Comeback In St. Louis?
Two years ago, the smart money in the orchestral world said that the St. Louis Symphony Orchestra would be lucky to exist in 2004, and that even if it survived, its downward spiral of debt and disorganization would cost it its place in the top ranks of American orchestras. Since that dismal time, the SLSO has scrambled back from the fiscal precipice, shored up its organization, and, this week, hired one of the most celebrated young conductors of his generation, David Robertson, as music director. With Robertson on board, the orchestra is convinced that it will shortly complete one of the great comebacks in industry history.
Telegraph: Iraq’s Orchestra Inspiring
The Washington Post may have dubbed it a “show concert,” but the audience in Washington, D.C. was clearly moved by the music-making of the Iraqi National Symphony in its American debut this week. “The mournful strains of the balaban (a distant cousin of the oboe) and the haunting screech of the oud (the forerunner of the lute), [made] a captivating premiere at the Kennedy Center,” says Alec Russell, and the Post failed to make mention of the hundreds of Iraqi expatriates who lined up all morning in the snow just to get tickets, or the rousing ovation of the (mostly) non-partisan crowd.

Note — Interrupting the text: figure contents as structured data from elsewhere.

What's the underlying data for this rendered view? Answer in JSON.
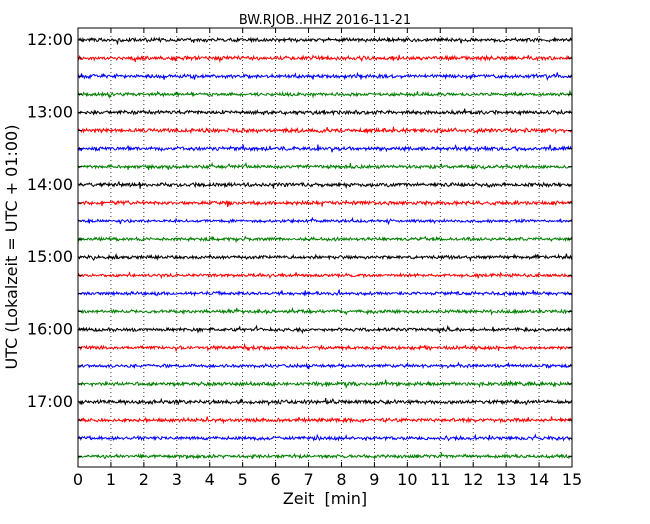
{
  "chart_data": {
    "type": "line",
    "title": "BW.RJOB..HHZ 2016-11-21",
    "xlabel": "Zeit  [min]",
    "ylabel": "UTC (Lokalzeit = UTC + 01:00)",
    "xlim": [
      0,
      15
    ],
    "x_ticks": [
      0,
      1,
      2,
      3,
      4,
      5,
      6,
      7,
      8,
      9,
      10,
      11,
      12,
      13,
      14,
      15
    ],
    "x_tick_labels": [
      "0",
      "1",
      "2",
      "3",
      "4",
      "5",
      "6",
      "7",
      "8",
      "9",
      "10",
      "11",
      "12",
      "13",
      "14",
      "15"
    ],
    "y_tick_labels": [
      "12:00",
      "13:00",
      "14:00",
      "15:00",
      "16:00",
      "17:00"
    ],
    "grid": "vertical dotted at each minute",
    "trace_colors": [
      "#000000",
      "#ff0000",
      "#0000ff",
      "#008000"
    ],
    "traces": [
      {
        "start": "12:00",
        "amplitude": 0.9
      },
      {
        "start": "12:15",
        "amplitude": 0.9
      },
      {
        "start": "12:30",
        "amplitude": 0.9
      },
      {
        "start": "12:45",
        "amplitude": 0.8
      },
      {
        "start": "13:00",
        "amplitude": 0.9
      },
      {
        "start": "13:15",
        "amplitude": 1.0
      },
      {
        "start": "13:30",
        "amplitude": 0.9
      },
      {
        "start": "13:45",
        "amplitude": 0.8
      },
      {
        "start": "14:00",
        "amplitude": 0.9
      },
      {
        "start": "14:15",
        "amplitude": 0.9
      },
      {
        "start": "14:30",
        "amplitude": 0.7
      },
      {
        "start": "14:45",
        "amplitude": 0.8
      },
      {
        "start": "15:00",
        "amplitude": 0.8
      },
      {
        "start": "15:15",
        "amplitude": 0.7
      },
      {
        "start": "15:30",
        "amplitude": 0.8
      },
      {
        "start": "15:45",
        "amplitude": 0.8
      },
      {
        "start": "16:00",
        "amplitude": 0.8
      },
      {
        "start": "16:15",
        "amplitude": 0.8
      },
      {
        "start": "16:30",
        "amplitude": 0.8
      },
      {
        "start": "16:45",
        "amplitude": 0.9
      },
      {
        "start": "17:00",
        "amplitude": 0.9
      },
      {
        "start": "17:15",
        "amplitude": 0.9
      },
      {
        "start": "17:30",
        "amplitude": 0.8
      },
      {
        "start": "17:45",
        "amplitude": 0.8
      }
    ]
  }
}
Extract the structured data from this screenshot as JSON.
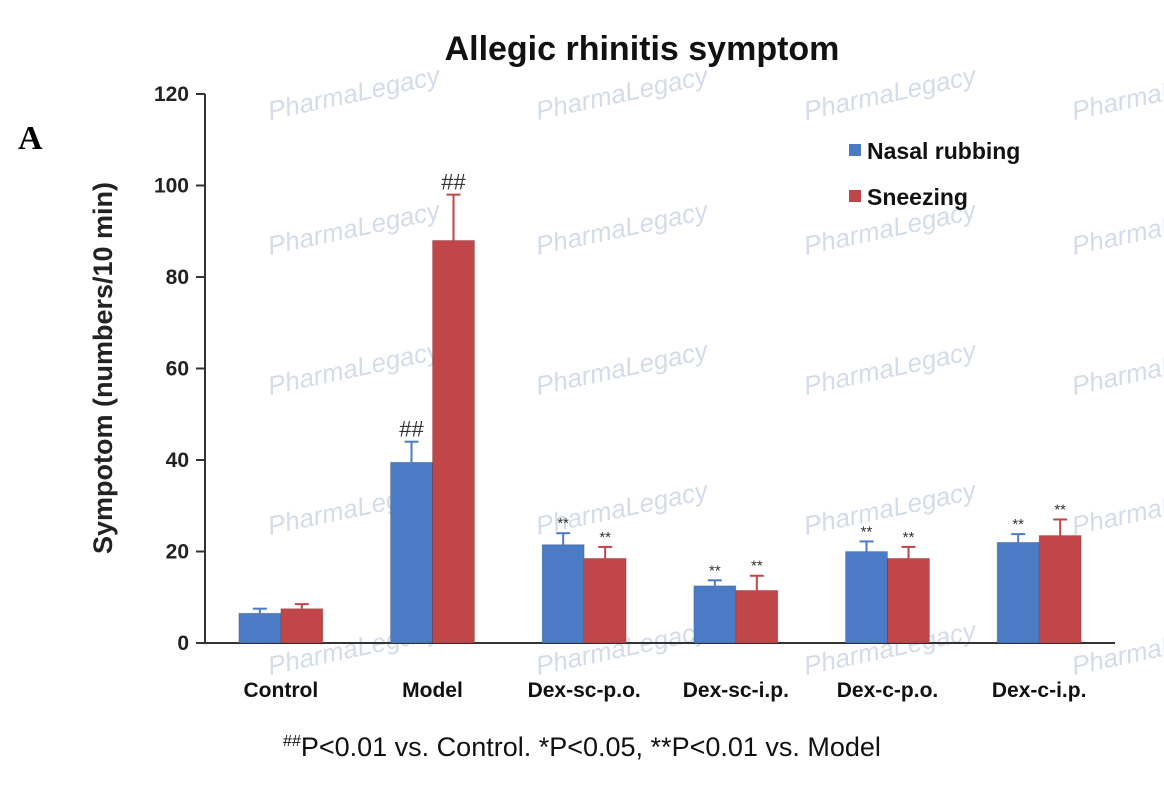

Pittsburgh Opera Cutting Back
The Pittsburgh Opera, which has been looking for ways to trim its budget, is announcing that it will cut back the number of productions it mounts next season from five to four, and will replace the fifth opera with something called a “special production.” The company says that the cutback will give it much-needed financial breathing room, and stresses that it isn’t in anything approaching dire fiscal straits.
A Whiff Of Elgar
A long-forgotten 42-second piece of music by Elgar is being recorded by the Hallé orchestra in the BBC’s Manchester studios. It’s “thought to have been the world premiere of a composition Elgar completed more than 80 years ago.”